Rainforest Solutions Project

Promoting conservation and economic alternatives in British Columbia's Great Bear Rainforest


Vast area of new parks ends coastal controversy

February 8, 2006

Premier Gordon Campbell announced Tuesday 1.2 million hectares of new parks will be established along a 400-kilometre stretch of British Columbia’s wild coastal forests, ending 10 years of confrontation over a region dubbed the Great Bear Rainforest by environmentalists.

Part of a larger experiment in land-use planning reached among environmentalists, first nations loggers and coastal communities, the premier said the parks “will forever preserve some of the largest intact temperate rainforest anywhere in the world.”

“We have reached these agreements together,” Campbell told invited guests at an announcement held at Vancouver’s Pan Pacific Hotel. “It is an example the world can follow.”

Environmental activists, first nations and industry leaders congratulated and hugged each over the coast plan — an accomplishment that took 10 years of conflict and negotiation to achieve.

The new parks, in addition to 600,000 hectares already in parkland, will create a network of protected areas encompassing 1.8 million hectares — an area three times the size of Prince Edward Island — in 100 pristine river valleys.

The plan is an expanded version of a land-use decision originally worked out in 2001 but subject to government-to-government negotiations between the province, and 25 first nations who have lived in the regions for thousands of years. It covers a 6.4-million hectare region of rainforest, inlets and coastal islands from the Alaska border in the north to Bute Inlet in the south.

At its heart is the 103,000-hectare Kitasoo Spirit Bear Conservancy, a wildlife zone on Princess Royal Island. In total, 200,000 hectares has been dedicated to protect the kermode bear, known as the Spirit Bear for its white fur. The bear is found only on the B.C. coast.

“There are 100 new protected areas that will be established,” Campbell said.

The parks were the key element in a revolutionary but untested land-use strategy that will change the way the coast is developed and brings in new players. A collaboration among community groups, first nations, environmentalists, industry and government, the agreement pledges to put ecological concerns first and provide first nations with a say in what takes place in their traditional territories.

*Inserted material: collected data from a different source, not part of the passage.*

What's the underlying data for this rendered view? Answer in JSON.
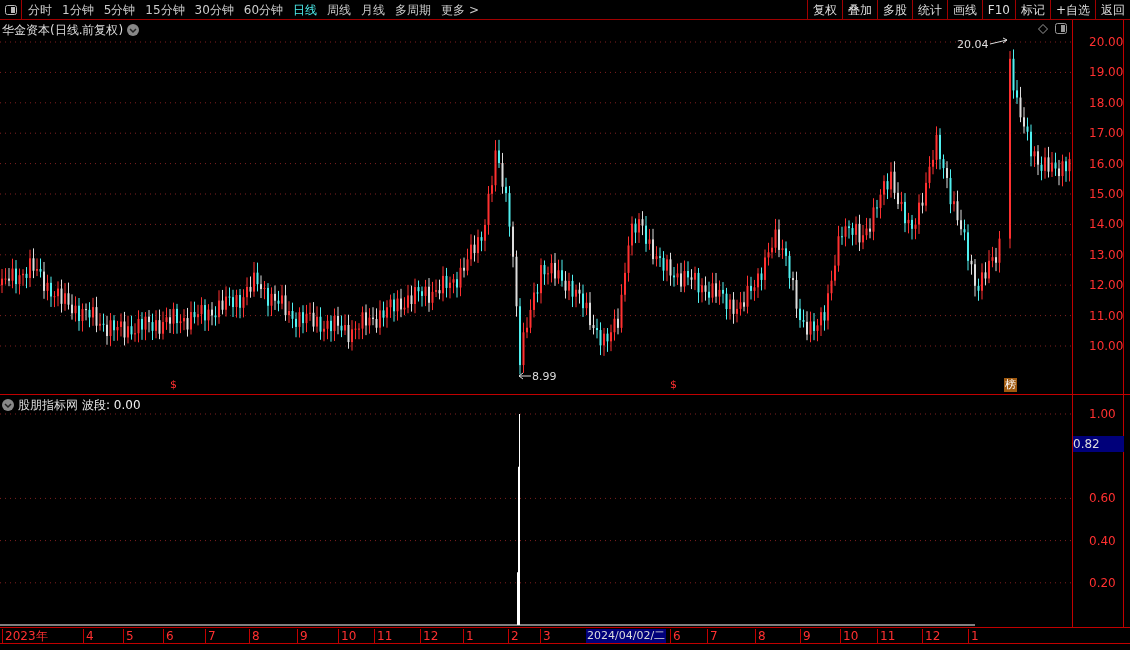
{
  "toolbar": {
    "periods": [
      {
        "label": "分时",
        "selected": false
      },
      {
        "label": "1分钟",
        "selected": false
      },
      {
        "label": "5分钟",
        "selected": false
      },
      {
        "label": "15分钟",
        "selected": false
      },
      {
        "label": "30分钟",
        "selected": false
      },
      {
        "label": "60分钟",
        "selected": false
      },
      {
        "label": "日线",
        "selected": true
      },
      {
        "label": "周线",
        "selected": false
      },
      {
        "label": "月线",
        "selected": false
      },
      {
        "label": "多周期",
        "selected": false
      },
      {
        "label": "更多 >",
        "selected": false
      }
    ],
    "buttons": [
      "复权",
      "叠加",
      "多股",
      "统计",
      "画线",
      "F10",
      "标记",
      "+自选",
      "返回"
    ]
  },
  "main_chart": {
    "title": "华金资本(日线.前复权)",
    "high_label": "20.04",
    "low_label": "8.99",
    "markers": [
      {
        "kind": "sign",
        "text": "$"
      },
      {
        "kind": "sign",
        "text": "$"
      },
      {
        "kind": "badge",
        "text": "榜"
      }
    ],
    "y_axis": [
      "20.00",
      "19.00",
      "18.00",
      "17.00",
      "16.00",
      "15.00",
      "14.00",
      "13.00",
      "12.00",
      "11.00",
      "10.00"
    ]
  },
  "indicator": {
    "name": "股朋指标网",
    "reading": "波段: 0.00",
    "cursor_value": "0.82",
    "y_axis": [
      "1.00",
      "0.60",
      "0.40",
      "0.20"
    ]
  },
  "date_axis": [
    {
      "label": "2023年",
      "selected": false
    },
    {
      "label": "4",
      "selected": false
    },
    {
      "label": "5",
      "selected": false
    },
    {
      "label": "6",
      "selected": false
    },
    {
      "label": "7",
      "selected": false
    },
    {
      "label": "8",
      "selected": false
    },
    {
      "label": "9",
      "selected": false
    },
    {
      "label": "10",
      "selected": false
    },
    {
      "label": "11",
      "selected": false
    },
    {
      "label": "12",
      "selected": false
    },
    {
      "label": "1",
      "selected": false
    },
    {
      "label": "2",
      "selected": false
    },
    {
      "label": "3",
      "selected": false
    },
    {
      "label": "2024/04/02/二",
      "selected": true
    },
    {
      "label": "6",
      "selected": false
    },
    {
      "label": "7",
      "selected": false
    },
    {
      "label": "8",
      "selected": false
    },
    {
      "label": "9",
      "selected": false
    },
    {
      "label": "10",
      "selected": false
    },
    {
      "label": "11",
      "selected": false
    },
    {
      "label": "12",
      "selected": false
    },
    {
      "label": "1",
      "selected": false
    }
  ]
}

The province maintains it still has ultimate authority — the Cabinet is the final decision-maker, Agriculture and Lands Minister Pat Bell said. But first nations leader Dallas Smith said the agreement states that decisions will be reached through government-to-government talks.

Costs of compensation for lost harvesting rights, lost provincial timber revenues and the final amount of timber that will be cut on the coast are some of the issues that remained unresolved Tuesday. “It’s the best that could be achieved under the circumstances and represents a new beginning,” said Port McNeill Mayor Gerry Furney. A long-time advocate of forestry jobs, Furney said jobs have been sacrificed to reach the agreement.

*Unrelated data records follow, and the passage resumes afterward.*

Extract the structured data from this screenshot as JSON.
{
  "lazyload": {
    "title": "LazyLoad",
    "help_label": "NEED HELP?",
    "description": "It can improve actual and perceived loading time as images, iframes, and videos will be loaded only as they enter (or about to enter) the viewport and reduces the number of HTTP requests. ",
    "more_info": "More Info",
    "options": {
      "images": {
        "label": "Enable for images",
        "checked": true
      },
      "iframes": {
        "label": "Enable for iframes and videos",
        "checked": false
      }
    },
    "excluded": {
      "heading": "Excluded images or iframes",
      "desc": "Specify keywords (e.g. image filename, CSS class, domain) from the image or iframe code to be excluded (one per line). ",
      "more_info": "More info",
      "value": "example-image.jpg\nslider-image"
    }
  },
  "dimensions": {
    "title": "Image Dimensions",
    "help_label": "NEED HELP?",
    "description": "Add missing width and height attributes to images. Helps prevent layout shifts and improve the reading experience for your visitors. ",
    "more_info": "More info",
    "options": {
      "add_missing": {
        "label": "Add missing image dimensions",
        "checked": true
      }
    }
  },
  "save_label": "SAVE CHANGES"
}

But that didn’t dampen the enthusiasm all the partners were feeling Tuesday.

The Germans, a hugely important customer to B.C., said if the industry did not solve its problems, the publishers would buy their paper elsewhere.

“They told us what they had seen was in conflict with what we were saying,” said Dumont.

While the meeting with the Germans was still underway, a memo was delivered to Berman: Home Depot had just proclaimed it would no longer buy wood products from endangered forests. She gleefully read it out.

The timing couldn’t have been better. The industry began earnest discussions with the environmental organizations shortly after.

Within a year, they had the framework for an agreement that would protect unlogged watersheds, introduce ecosystem-based logging, and focus on building a sustainable economy for local communities.

The deal was announced with fanfare by the NDP government months before the 2001 election.

The Liberals agreed to implement it, but it took almost five years. The initial agreement was expanded to include first nations’ interests, and regional land and resource-use planning tables.

Dumont said the key issue now is whether the plan will be economically sustainable. “We still need to figure out a practical way that you can harvest those forests, make a buck and contribute on the economic side.”


Premier Gordon Campbell is expected to announce a consensus deal today with coastal first nations that will:

  • Protect up to one-third of six million hectares of central and northern coastline from development.
  • Introduce an experiment in land-use planning that set as goals environmental, economic and community sustainability.
  • Include first nations more directly in decision-making, such as requiring forest companies to reach accommodation with native communities in order to log.
  • Introduce ecosystem-based management, a practice that requires loggers to leave a functioning ecosystem after they leave a region. It is expected to drastically reduce harvesting levels.